A must for the diehard Ministry fan, or the casual fan of the progressive lineage of industrial music as a whole, Cold Life, upon further spins, is not near as bad as it first seems, and after the cloud of fury subsides, it’s actually an extremely enjoyable listen.
Tonight, my SO and I are hosting a quaint little dinner/game get-together with a few close friends (we’re trying to play matchmakers between two amazing couples who’ve never met). My girl is making quinoa bowls, if anyone is interested. So, in that uplifting spirit, Dead Man’s Party seemed deliciously appropriate.
Oingo Boingo, AKA that 80s band that Danny Elfman was in, is still one of those outfits that I’ve never “really” known. One could say, with a degree of certainty (a bachelor’s in certainty) that I am a casual Oingo Boingo listener. I certainly enjoy what I’ve heard, but (as of yet) not enough to call myself an Oingo Boingo aficionado.
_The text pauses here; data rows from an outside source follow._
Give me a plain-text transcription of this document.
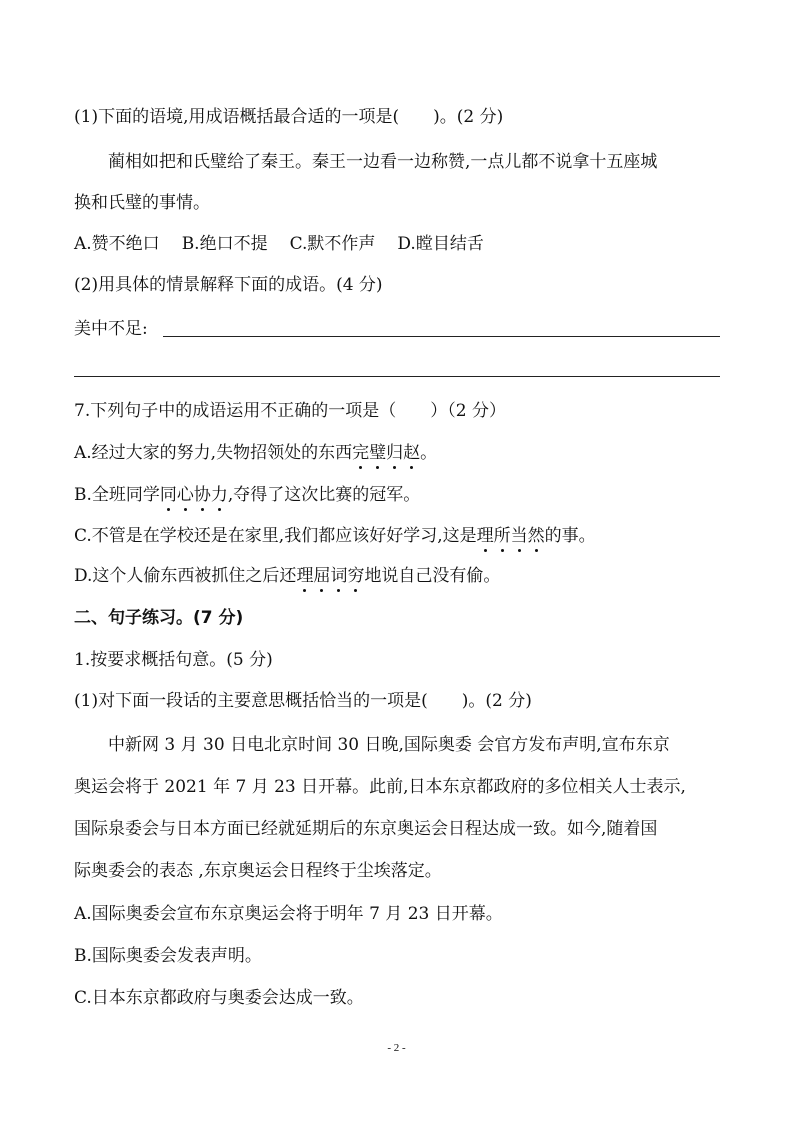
(1)下面的语境,用成语概括最合适的一项是(　　)。(2 分)
蔺相如把和氏璧给了秦王。秦王一边看一边称赞,一点儿都不说拿十五座城
换和氏璧的事情。
A.赞不绝口 B.绝口不提 C.默不作声 D.瞠目结舌
(2)用具体的情景解释下面的成语。(4 分)
美中不足:
7.下列句子中的成语运用不正确的一项是（　　）（2 分）
A.经过大家的努力,失物招领处的东西完璧归赵。
B.全班同学同心协力,夺得了这次比赛的冠军。
C.不管是在学校还是在家里,我们都应该好好学习,这是理所当然的事。
D.这个人偷东西被抓住之后还理屈词穷地说自己没有偷。
二、句子练习。(7 分)
1.按要求概括句意。(5 分)
(1)对下面一段话的主要意思概括恰当的一项是(　　)。(2 分)
中新网 3 月 30 日电北京时间 30 日晚,国际奥委 会官方发布声明,宣布东京
奥运会将于 2021 年 7 月 23 日开幕。此前,日本东京都政府的多位相关人士表示,
国际泉委会与日本方面已经就延期后的东京奥运会日程达成一致。如今,随着国
际奥委会的表态 ,东京奥运会日程终于尘埃落定。
A.国际奥委会宣布东京奥运会将于明年 7 月 23 日开幕。
B.国际奥委会发表声明。
C.日本东京都政府与奥委会达成一致。
- 2 -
On a side note, if you’ve never played the game Cards Against Humanity, I adamantly suggest it. Happy Sunday!
The sample of, “al-Gadaffi” from a proud-sounding public speaker starts off Funkahdafi, and continues to appear (mimicking the technique of a sample scratch from a DJ) throughout the funk-infused, foot-tapping, synth-happy, unforgettable example of ear-joy that mark Front 242 as the undisputed staple of EBM (Electric Body Music). It is my humble opinion that they have yet to, and never will, become eclipsed from atop their genre-defining throne.
I’ve been listening to a lot of Front 242 lately, if you haven’t noticed.
The highlight to this EP is an ambiguous remix to Commando, ambiguous because the sleeve doesn’t indicate who remixed it and is simply titled, Commando (Remix), or Kommando (Remix) on the back sleeve. This 9+ minute track rides a hard, minimalist groove under waves of distant, and distorted fits of vocal aggression: a perfect combination of belligerent solidarity.
Although 1985’s Politics of Pressure by Front 242 is only three tracks, it comes highly recommended, as does EVERYTHING from Belgium’s finest, the illustrious Front 242.